Compete not on price but on customer experience. One car dealership in the US sells $250m of cars every year. They have 250 loaner cars for customers to use. When the time comes to service a car, you don’t need to drop your car off at the dealership; they turn up at your house. With a loaner car, so that you’re not left without a car even for a day. The car dealership offers their own emergency breakdown service — a technician will fix your car, repair a flat tyre or bring you fuel. As a result of going above and beyond what’s expected for a car dealership, each salesperson sells double the cars as is the norm in the industry, and that too luxury cars. So, don’t compete on price. Think from the customer’s point of view on how you can offer a better customer experience, not just customer service.
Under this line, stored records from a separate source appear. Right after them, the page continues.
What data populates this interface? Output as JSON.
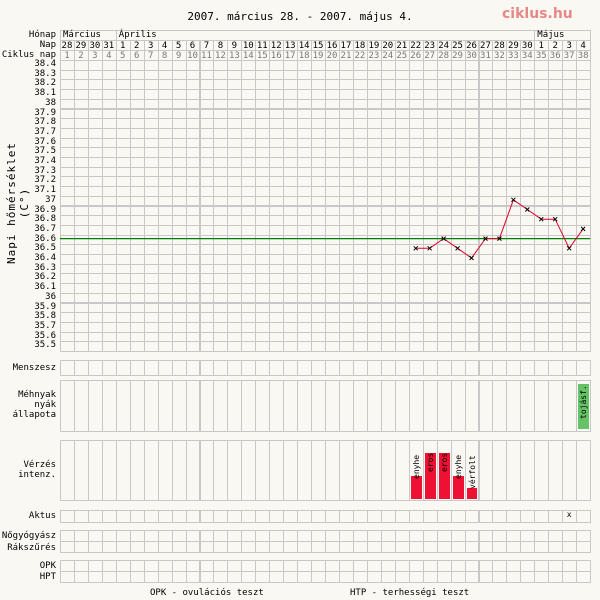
{
  "title": "2007. március 28. - 2007. május 4.",
  "logo": "ciklus.hu",
  "row_labels": {
    "month": "Hónap",
    "day": "Nap",
    "cycle": "Ciklus nap",
    "menses": "Menszesz",
    "cervix": [
      "Méhnyak",
      "nyák",
      "állapota"
    ],
    "bleeding": [
      "Vérzés",
      "intenz."
    ],
    "intercourse": "Aktus",
    "gyn": "Nőgyógyász",
    "pap": "Rákszűrés",
    "opk": "OPK",
    "hpt": "HPT"
  },
  "months": [
    {
      "label": "Március",
      "span": 4
    },
    {
      "label": "Április",
      "span": 30
    },
    {
      "label": "Május",
      "span": 4
    }
  ],
  "days": [
    "28",
    "29",
    "30",
    "31",
    "1",
    "2",
    "3",
    "4",
    "5",
    "6",
    "7",
    "8",
    "9",
    "10",
    "11",
    "12",
    "13",
    "14",
    "15",
    "16",
    "17",
    "18",
    "19",
    "20",
    "21",
    "22",
    "23",
    "24",
    "25",
    "26",
    "27",
    "28",
    "29",
    "30",
    "1",
    "2",
    "3",
    "4"
  ],
  "cycle_days": [
    "1",
    "2",
    "3",
    "4",
    "5",
    "6",
    "7",
    "8",
    "9",
    "10",
    "11",
    "12",
    "13",
    "14",
    "15",
    "16",
    "17",
    "18",
    "19",
    "20",
    "21",
    "22",
    "23",
    "24",
    "25",
    "26",
    "27",
    "28",
    "29",
    "30",
    "31",
    "32",
    "33",
    "34",
    "35",
    "36",
    "37",
    "38"
  ],
  "footer": {
    "opk": "OPK - ovulációs teszt",
    "hpt": "HTP - terhességi teszt"
  },
  "chart_data": {
    "type": "line",
    "ylabel": "Napi hőmérséklet (C°)",
    "yticks": [
      "38.4",
      "38.3",
      "38.2",
      "38.1",
      "38",
      "37.9",
      "37.8",
      "37.7",
      "37.6",
      "37.5",
      "37.4",
      "37.3",
      "37.2",
      "37.1",
      "37",
      "36.9",
      "36.8",
      "36.7",
      "36.6",
      "36.5",
      "36.4",
      "36.3",
      "36.2",
      "36.1",
      "36",
      "35.9",
      "35.8",
      "35.7",
      "35.6",
      "35.5"
    ],
    "ylim": [
      35.5,
      38.4
    ],
    "coverline": 36.6,
    "series": [
      {
        "x": [
          26,
          27,
          28,
          29,
          30,
          31,
          32,
          33,
          34,
          35,
          36,
          37,
          38
        ],
        "values": [
          36.5,
          36.5,
          36.6,
          36.5,
          36.4,
          36.6,
          36.6,
          37.0,
          36.9,
          36.8,
          36.8,
          36.5,
          36.7
        ]
      }
    ],
    "bleeding": [
      {
        "cycle_day": 26,
        "label": "enyhe",
        "level": 2
      },
      {
        "cycle_day": 27,
        "label": "eros",
        "level": 4
      },
      {
        "cycle_day": 28,
        "label": "eros",
        "level": 4
      },
      {
        "cycle_day": 29,
        "label": "enyhe",
        "level": 2
      },
      {
        "cycle_day": 30,
        "label": "vérfolt",
        "level": 1
      }
    ],
    "cervix": [
      {
        "cycle_day": 38,
        "label": "tojásf."
      }
    ],
    "intercourse": [
      {
        "cycle_day": 37,
        "label": "x"
      }
    ],
    "colors": {
      "line": "#e0002a",
      "coverline": "#008000",
      "bleeding": "#ee1133",
      "cervix": "#66c266",
      "grid": "#c8c8c8"
    }
  }
}
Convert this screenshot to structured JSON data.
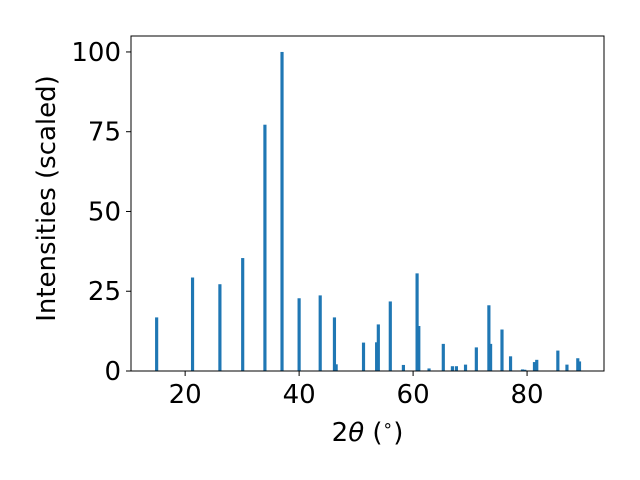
{
  "chart_data": {
    "type": "bar",
    "title": "",
    "xlabel_main": "2",
    "xlabel_theta": "θ",
    "xlabel_tail": " (",
    "xlabel_deg": "∘",
    "xlabel_close": ")",
    "ylabel": "Intensities (scaled)",
    "xlim": [
      10.5,
      93.5
    ],
    "ylim": [
      0,
      105
    ],
    "xticks": [
      20,
      40,
      60,
      80
    ],
    "yticks": [
      0,
      25,
      50,
      75,
      100
    ],
    "grid": false,
    "bar_color": "#1f77b4",
    "bar_width": 0.75,
    "x": [
      15.0,
      21.3,
      26.1,
      30.1,
      34.0,
      37.0,
      40.0,
      43.7,
      46.2,
      46.5,
      51.3,
      53.6,
      53.9,
      56.0,
      58.3,
      60.7,
      61.0,
      62.8,
      65.3,
      66.9,
      67.6,
      69.2,
      71.1,
      73.3,
      73.6,
      75.6,
      77.1,
      79.2,
      79.6,
      81.3,
      81.7,
      85.4,
      87.0,
      88.9,
      89.2
    ],
    "values": [
      16.8,
      29.3,
      27.2,
      35.4,
      77.2,
      100.0,
      22.8,
      23.7,
      16.8,
      2.1,
      8.9,
      9.0,
      14.6,
      21.8,
      1.9,
      30.6,
      14.1,
      0.8,
      8.5,
      1.5,
      1.5,
      2.0,
      7.4,
      20.6,
      8.5,
      13.0,
      4.6,
      0.5,
      0.4,
      2.8,
      3.5,
      6.4,
      2.0,
      4.0,
      3.0
    ]
  }
}
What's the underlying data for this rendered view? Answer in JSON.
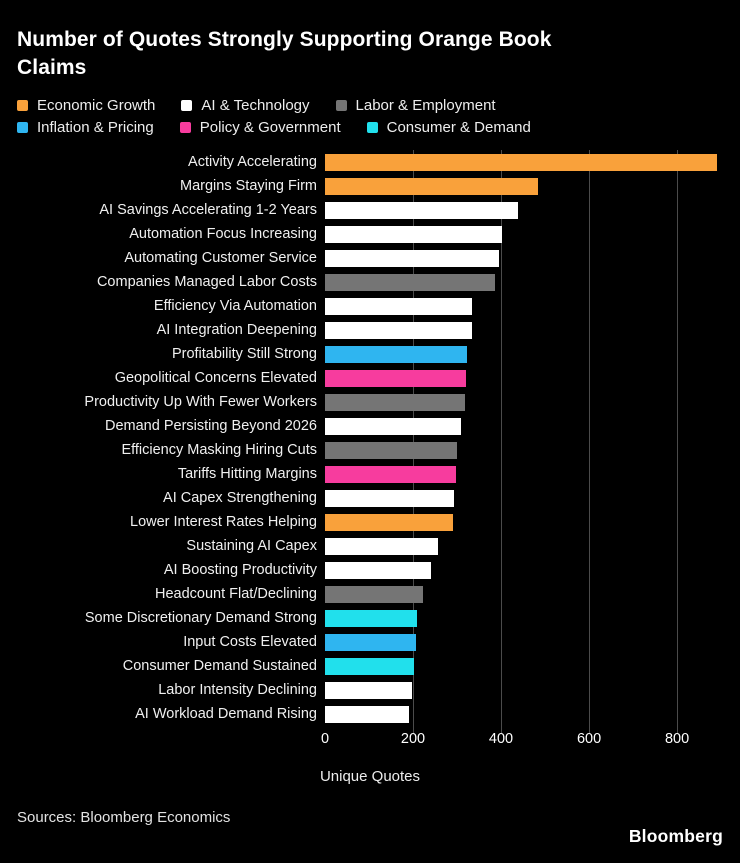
{
  "title": {
    "line1": "Number of Quotes Strongly Supporting Orange Book",
    "line2": "Claims"
  },
  "legend": {
    "rows": [
      [
        {
          "label": "Economic Growth",
          "group": "economic_growth"
        },
        {
          "label": "AI & Technology",
          "group": "ai_technology"
        },
        {
          "label": "Labor & Employment",
          "group": "labor_employment"
        }
      ],
      [
        {
          "label": "Inflation & Pricing",
          "group": "inflation_pricing"
        },
        {
          "label": "Policy & Government",
          "group": "policy_government"
        },
        {
          "label": "Consumer & Demand",
          "group": "consumer_demand"
        }
      ]
    ]
  },
  "chart_data": {
    "type": "bar",
    "orientation": "horizontal",
    "title": "Number of Quotes Strongly Supporting Orange Book Claims",
    "xlabel": "Unique Quotes",
    "x_ticks": [
      0,
      200,
      400,
      600,
      800
    ],
    "xlim": [
      0,
      943
    ],
    "grid": "vertical",
    "legend_position": "top",
    "categories": [
      "Activity Accelerating",
      "Margins Staying Firm",
      "AI Savings Accelerating 1-2 Years",
      "Automation Focus Increasing",
      "Automating Customer Service",
      "Companies Managed Labor Costs",
      "Efficiency Via Automation",
      "AI Integration Deepening",
      "Profitability Still Strong",
      "Geopolitical Concerns Elevated",
      "Productivity Up With Fewer Workers",
      "Demand Persisting Beyond 2026",
      "Efficiency Masking Hiring Cuts",
      "Tariffs Hitting Margins",
      "AI Capex Strengthening",
      "Lower Interest Rates Helping",
      "Sustaining AI Capex",
      "AI Boosting Productivity",
      "Headcount Flat/Declining",
      "Some Discretionary Demand Strong",
      "Input Costs Elevated",
      "Consumer Demand Sustained",
      "Labor Intensity Declining",
      "AI Workload Demand Rising"
    ],
    "values": [
      890,
      483,
      439,
      402,
      396,
      386,
      335,
      334,
      322,
      320,
      317,
      309,
      300,
      297,
      294,
      290,
      257,
      241,
      222,
      208,
      206,
      202,
      197,
      191
    ],
    "groups": [
      "economic_growth",
      "economic_growth",
      "ai_technology",
      "ai_technology",
      "ai_technology",
      "labor_employment",
      "ai_technology",
      "ai_technology",
      "inflation_pricing",
      "policy_government",
      "labor_employment",
      "ai_technology",
      "labor_employment",
      "policy_government",
      "ai_technology",
      "economic_growth",
      "ai_technology",
      "ai_technology",
      "labor_employment",
      "consumer_demand",
      "inflation_pricing",
      "consumer_demand",
      "ai_technology",
      "ai_technology"
    ],
    "group_colors": {
      "economic_growth": "#F9A13B",
      "ai_technology": "#FFFFFF",
      "labor_employment": "#757575",
      "inflation_pricing": "#2FB5F0",
      "policy_government": "#F73C9E",
      "consumer_demand": "#21E0EC"
    },
    "gridline_color": "#4B4B4B"
  },
  "footer": {
    "source": "Sources: Bloomberg Economics",
    "brand": "Bloomberg"
  }
}
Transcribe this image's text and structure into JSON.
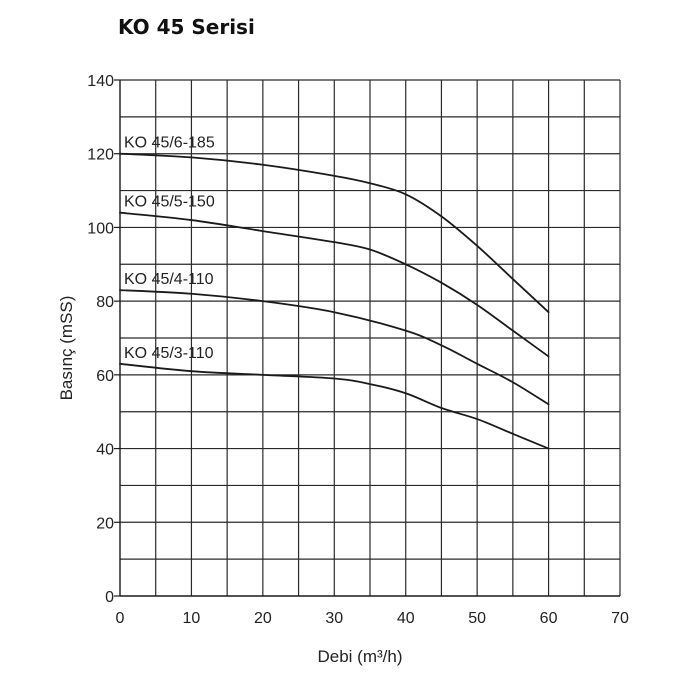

Sales consists of the following steps:
Prospect
Understand their needs
Help them see that your product addresses those needs
Ask for the sale
Step 1: Prospecting
Prospecting means outbound (you contact people) not just closing inbound leads who contact you. We don’t like to prospect, but we must, if we are to succeed.
84% of salespeople hesitate to pick up the phone and call. These make $40K, while those who don’t make $200K. Ironically, the call-reluctant people had invested more time and money in learning what to do; they just couldn’t bring themselves to apply their knowledge. Feeling anxiety before a sales call is a natural reaction to a high-skates situation1. So it’s not about not having anxiety; it’s about overcoming it.
When contacting someone on LinkedIn, email or any other medium, show them that you did your homework about their company.
Step 2: Understand their needs
When talking to a prospect, first understand their needs. The author went to buy a tyre, and the mechanic told him the wheels are misaligned and we need to fix that, or the new tyres will wear out, too. This is an example of discovering and solving the customer’s unstated need. But don’t create needs — that’s manipulation, not ethical selling.
When you ask a question, remain silent. Give them time to think. Don’t fill the gap with an answer. Don’t try to use your insight to move the conversation forward. Salespeople don’t talk themselves into a sale; they listen themselves into a sale. People are not that interested in hearing salespeople talk, anyway.
Step 3: Help them see that your product addresses those needs
As you understand your prospect’s problems, a light may go on in your head as to how your product solves those problems. That’s good, because it means there’s a fit. But it’s not enough — the light must go on in their head, too. You need to show them how your product solves their problems. If they say they want a car that keeps their family safe, it’s not enough to point out that your car has airbags (feature); you need to map it to the benefit (keeping the family safe). People buy benefits, not the product itself.
Step 4: Ask for the sale
Some people understand the prospect’s needs, understand which product they offer addresses those needs, helps the prospect see that the product addresses the needs but stop short of explicitly asking for the sale.
If you ask and they say no, it’s not the end of the game. People often say no based on the information they have, and more information can change their mind.
60% of all sales are made after the first failed closing attempt. But many salespeople give up after the first no, or don’t even ask for the sale. Only 6% persist, and those 6% get 60% of the sales.
People buy when there’s both logic and emotion. The logic convinces them that it’s the right choice, and the emotion compels them to move and close the deal.
Emotions spread from person to person — if you’re excited, they’ll sense it. If you’re dejected because your earlier prospects didn’t work out, they’ll sense that, too.
When you’re in a group, add value to the group, rather than having a “What’s in it for me?” attitude.
In fact, you’re not feeling anxious, your chance of closing the sale reduces.